Daily Discipleship - Day 169: Not by Might, nor by Power
May 3, 2026
Daily Discipleship • Day 169 • Wednesday, October 14, 2026
Not by Might, nor by Power
Zechariah 4:6
Pleasant Springs Church • ps-church.com
Zechariah prophesies in 520 BC, eighteen years after the first wave of exiles returned from Babylon. The temple foundation has sat untouched. The community is small, broke, surrounded by hostile neighbors, and demoralized. Zerubbabel, the Davidic governor, is supposed to rebuild the house of God with a remnant that has nothing — no army, no treasury, no Solomon. Into that exhaustion Zechariah delivers a vision of a golden lampstand fed by two olive trees, and this one sentence as its caption. The audience needed to hear that the project did not depend on what they did not have.
רוּחַ / Πνεῦμα
ruach / pneuma · Hebrew / Greek (LXX)“breath, wind, Spirit”
Ruach is the same word that hovers over the waters in Genesis 1:2 and that God breathes into Adam's nostrils in Genesis 2:7. It is the least visible thing in the world and the most generative. The LXX renders it pneuma, the same word the New Testament will use for the Spirit poured out at Pentecost. Zechariah is saying: what built the cosmos and animated the first man is what will rebuild this temple. Not muscle. Not coin. Breath.
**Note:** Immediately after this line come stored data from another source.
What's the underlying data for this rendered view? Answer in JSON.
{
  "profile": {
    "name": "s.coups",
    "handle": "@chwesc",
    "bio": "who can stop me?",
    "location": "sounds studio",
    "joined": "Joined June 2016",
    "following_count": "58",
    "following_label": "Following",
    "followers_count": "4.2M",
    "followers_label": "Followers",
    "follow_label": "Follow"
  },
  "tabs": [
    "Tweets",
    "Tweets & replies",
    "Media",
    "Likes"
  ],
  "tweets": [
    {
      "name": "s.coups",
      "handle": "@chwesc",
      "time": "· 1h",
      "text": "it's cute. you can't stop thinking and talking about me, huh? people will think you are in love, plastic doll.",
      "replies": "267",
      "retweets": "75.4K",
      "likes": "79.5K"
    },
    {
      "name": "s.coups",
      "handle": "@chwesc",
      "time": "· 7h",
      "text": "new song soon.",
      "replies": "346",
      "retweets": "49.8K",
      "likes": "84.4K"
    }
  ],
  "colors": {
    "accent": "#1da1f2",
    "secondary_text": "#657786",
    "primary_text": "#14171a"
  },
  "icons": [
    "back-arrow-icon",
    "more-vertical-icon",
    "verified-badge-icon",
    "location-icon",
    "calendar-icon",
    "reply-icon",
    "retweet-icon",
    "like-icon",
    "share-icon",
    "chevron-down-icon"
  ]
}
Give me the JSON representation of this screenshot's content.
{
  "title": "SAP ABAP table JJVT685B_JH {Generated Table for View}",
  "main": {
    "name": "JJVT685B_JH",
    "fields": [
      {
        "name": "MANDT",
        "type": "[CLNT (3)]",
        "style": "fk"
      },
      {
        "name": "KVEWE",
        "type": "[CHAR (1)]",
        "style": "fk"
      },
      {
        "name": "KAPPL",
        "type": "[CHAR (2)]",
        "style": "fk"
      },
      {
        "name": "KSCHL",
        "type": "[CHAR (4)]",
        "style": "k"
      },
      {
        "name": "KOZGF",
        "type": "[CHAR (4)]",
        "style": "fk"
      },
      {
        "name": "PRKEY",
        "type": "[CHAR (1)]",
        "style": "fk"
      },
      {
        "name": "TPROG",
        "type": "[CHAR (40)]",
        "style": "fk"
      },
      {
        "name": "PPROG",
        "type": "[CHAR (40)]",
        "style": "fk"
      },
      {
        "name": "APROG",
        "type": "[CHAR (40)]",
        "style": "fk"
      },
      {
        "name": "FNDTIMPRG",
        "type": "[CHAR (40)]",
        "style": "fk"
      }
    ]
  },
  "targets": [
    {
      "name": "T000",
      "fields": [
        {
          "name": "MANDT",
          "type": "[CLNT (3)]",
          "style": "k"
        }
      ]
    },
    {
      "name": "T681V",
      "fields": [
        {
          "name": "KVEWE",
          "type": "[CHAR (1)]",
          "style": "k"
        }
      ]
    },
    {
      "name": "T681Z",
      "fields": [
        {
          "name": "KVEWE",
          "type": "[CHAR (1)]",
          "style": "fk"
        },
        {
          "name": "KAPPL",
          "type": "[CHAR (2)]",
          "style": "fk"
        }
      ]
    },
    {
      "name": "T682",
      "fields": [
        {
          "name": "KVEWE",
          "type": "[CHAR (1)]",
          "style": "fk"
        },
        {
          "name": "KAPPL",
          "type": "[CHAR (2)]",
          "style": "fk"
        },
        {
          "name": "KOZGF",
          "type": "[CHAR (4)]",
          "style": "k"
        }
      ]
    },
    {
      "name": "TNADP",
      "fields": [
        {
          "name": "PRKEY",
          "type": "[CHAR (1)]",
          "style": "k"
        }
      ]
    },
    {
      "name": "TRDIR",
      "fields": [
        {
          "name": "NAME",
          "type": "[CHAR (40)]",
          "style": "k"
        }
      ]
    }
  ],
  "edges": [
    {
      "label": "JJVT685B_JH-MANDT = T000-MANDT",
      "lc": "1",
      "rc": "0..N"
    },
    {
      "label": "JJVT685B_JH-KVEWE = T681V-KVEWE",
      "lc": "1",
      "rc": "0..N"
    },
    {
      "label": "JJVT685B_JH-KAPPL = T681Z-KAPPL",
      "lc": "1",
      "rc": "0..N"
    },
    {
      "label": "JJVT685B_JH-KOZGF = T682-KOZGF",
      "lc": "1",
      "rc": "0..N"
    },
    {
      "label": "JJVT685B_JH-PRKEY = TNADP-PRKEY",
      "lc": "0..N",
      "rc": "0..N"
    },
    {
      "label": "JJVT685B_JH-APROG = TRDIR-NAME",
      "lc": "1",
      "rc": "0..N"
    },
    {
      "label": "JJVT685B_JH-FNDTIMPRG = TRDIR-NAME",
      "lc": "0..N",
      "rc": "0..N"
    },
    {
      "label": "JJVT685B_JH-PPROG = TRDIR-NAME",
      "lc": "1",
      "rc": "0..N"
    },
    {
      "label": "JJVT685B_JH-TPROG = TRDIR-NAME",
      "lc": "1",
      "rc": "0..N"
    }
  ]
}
Polkinghorne wrestled most of his career with how God acts in a world that physics describes as lawful and largely closed. His answer was that God works in the open seams — in the genuine indeterminacies of quantum events and chaotic systems — not by violent intervention but by what he called "information input," a kind of patient steering of what is already in motion. It is a strikingly Zecharian picture. The God who finishes the temple does not airlift the stones. He breathes on a small, tired remnant until the work gets done.
This matters for the way we measure our own efforts. We tend to assume that visible results require visible force — bigger budgets, louder platforms, sharper credentials. Zechariah and Polkinghorne agree that this is bad metaphysics. The decisive cause is the one you cannot photograph. Whatever God is asking you to rebuild today — a marriage, a habit of prayer, a vocation, a body — he is not waiting for you to gather might. He is already breathing on it. Your part is to keep laying stones.